У Джикэ Елефтереску пропала всякая охота к латинским цитатам в шутливом духе. Он насупился и окончательно примолк.
Бандит прав! Он, Джикэ, слишком поторопился, не обеспечил себе никаких гарантий. Теперь, когда дело нефтяной компании «Иордан Хаджи-Иордан» прекращено, этот бандит, пират, разбойник, гангстер, акула может разделаться с ним как угодно.
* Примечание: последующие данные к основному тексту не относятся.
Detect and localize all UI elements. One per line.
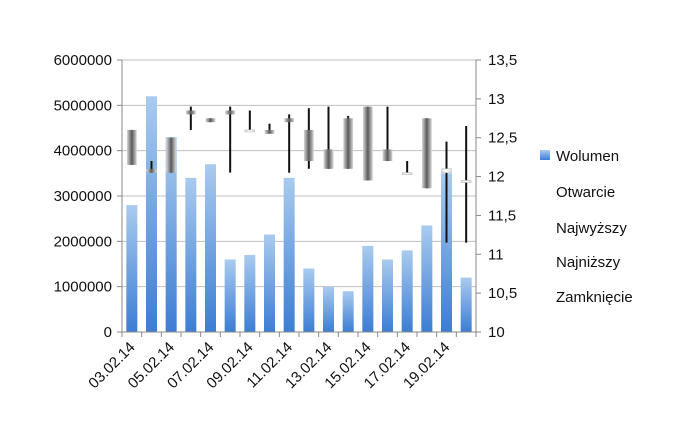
candle-body bbox=[284, 118, 295, 123]
left-tick-label: 6000000 bbox=[54, 52, 112, 69]
candle-body bbox=[382, 149, 393, 162]
candle-body bbox=[225, 110, 236, 115]
volume-bar bbox=[303, 268, 315, 332]
volume-bar bbox=[165, 137, 177, 332]
volume-bar bbox=[204, 164, 217, 332]
candle-body bbox=[421, 118, 432, 189]
legend-label-otwarcie: Otwarcie bbox=[556, 184, 615, 201]
volume-bar bbox=[440, 173, 453, 332]
volume-bar bbox=[421, 225, 433, 332]
volume-bar bbox=[460, 277, 472, 332]
candle-body bbox=[343, 118, 354, 169]
legend-label-wolumen: Wolumen bbox=[556, 148, 619, 165]
volume-bar bbox=[244, 254, 256, 332]
candlesticks bbox=[126, 106, 472, 243]
volume-bar bbox=[401, 250, 413, 332]
candle-body bbox=[362, 106, 373, 181]
right-tick-label: 10,5 bbox=[488, 285, 517, 302]
candle-body bbox=[244, 129, 256, 133]
candle-body bbox=[185, 110, 196, 115]
volume-bar bbox=[126, 205, 138, 332]
right-tick-label: 11,5 bbox=[488, 207, 516, 224]
x-axis-ticks: 03.02.1405.02.1407.02.1409.02.1411.02.14… bbox=[85, 339, 453, 392]
left-tick-label: 4000000 bbox=[54, 143, 112, 160]
candle-body bbox=[126, 129, 137, 165]
right-tick-label: 13 bbox=[488, 91, 505, 108]
left-axis-ticks: 0 1000000 2000000 3000000 4000000 5000000 6000… bbox=[54, 52, 112, 341]
right-tick-label: 12,5 bbox=[488, 130, 517, 147]
candle-body bbox=[146, 168, 157, 173]
volume-bar bbox=[381, 259, 394, 332]
candle-body bbox=[441, 168, 452, 173]
candle-body bbox=[401, 172, 413, 175]
gridlines bbox=[122, 59, 476, 288]
left-tick-label: 3000000 bbox=[54, 188, 112, 205]
candle-body bbox=[264, 129, 275, 134]
axes bbox=[117, 59, 481, 337]
left-tick-label: 5000000 bbox=[54, 97, 112, 114]
volume-bar bbox=[224, 259, 236, 332]
left-tick-label: 2000000 bbox=[54, 233, 112, 250]
volume-bar bbox=[283, 177, 295, 332]
volume-bar bbox=[362, 245, 374, 332]
legend-swatch-wolumen bbox=[540, 150, 550, 160]
legend-label-zamkniecie: Zamknięcie bbox=[556, 289, 633, 306]
volume-bar bbox=[322, 286, 335, 332]
volume-bar bbox=[185, 177, 197, 332]
legend: Wolumen Otwarcie Najwyższy Najniższy Zam… bbox=[540, 148, 633, 306]
volume-bar bbox=[263, 234, 276, 332]
right-tick-label: 12 bbox=[488, 169, 505, 186]
volume-bar bbox=[342, 291, 354, 332]
right-axis-ticks: 10 10,5 11 11,5 12 12,5 13 13,5 bbox=[488, 52, 517, 341]
candle-body bbox=[166, 137, 177, 173]
candle-body bbox=[323, 149, 334, 169]
right-tick-label: 11 bbox=[488, 246, 504, 263]
volume-bar bbox=[145, 96, 158, 333]
volume-bars bbox=[126, 96, 472, 333]
right-tick-label: 13,5 bbox=[488, 52, 517, 69]
legend-label-najwyzszy: Najwyższy bbox=[556, 220, 627, 237]
legend-label-najnizszy: Najniższy bbox=[556, 254, 621, 271]
right-tick-label: 10 bbox=[488, 324, 505, 341]
candle-body bbox=[460, 180, 472, 183]
candle-body bbox=[205, 118, 216, 123]
candle-body bbox=[303, 129, 314, 162]
left-tick-label: 1000000 bbox=[54, 279, 112, 296]
left-tick-label: 0 bbox=[104, 324, 112, 341]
Если бы он, Джикэ Елефтереску, действительно был больши́м пройдохой, каким себя считал, то уж он позаботился бы обеспечить себе гарантии через третье лицо: я тебе — ты мне!
— Ну а теперь чего ты съежился? — в повелительном тоне напустился на него Иордан Хаджи-Иордан.
— Да вот, думаю…
— О чем?
— Так… много всякой всячины, и большой и малой… Ведь сам понимаешь, сколько осложнений…
— Действительно, много, да и не таких уж малых! — усмехнулся Иордан Хаджи-Иордан. — Я понимаю тебя, Джикэ! Это ты хорошо сказал: cave ne cadas! Хлещи, извозчик, босяка, пусть он скатится с задка пролетки, хоть он воображал, что взобрался на триумфальную колесницу! Этому и я научился за три класса гимназии, пока не пришлось зарабатывать себе на хлеб…
Джикэ Елефтереску погрузился в еще более хмурое молчание. Каждое слово бандита казалось недвусмысленным намеком на глупую необдуманность действий министра. Он, Джикэ, в руках этого бандита.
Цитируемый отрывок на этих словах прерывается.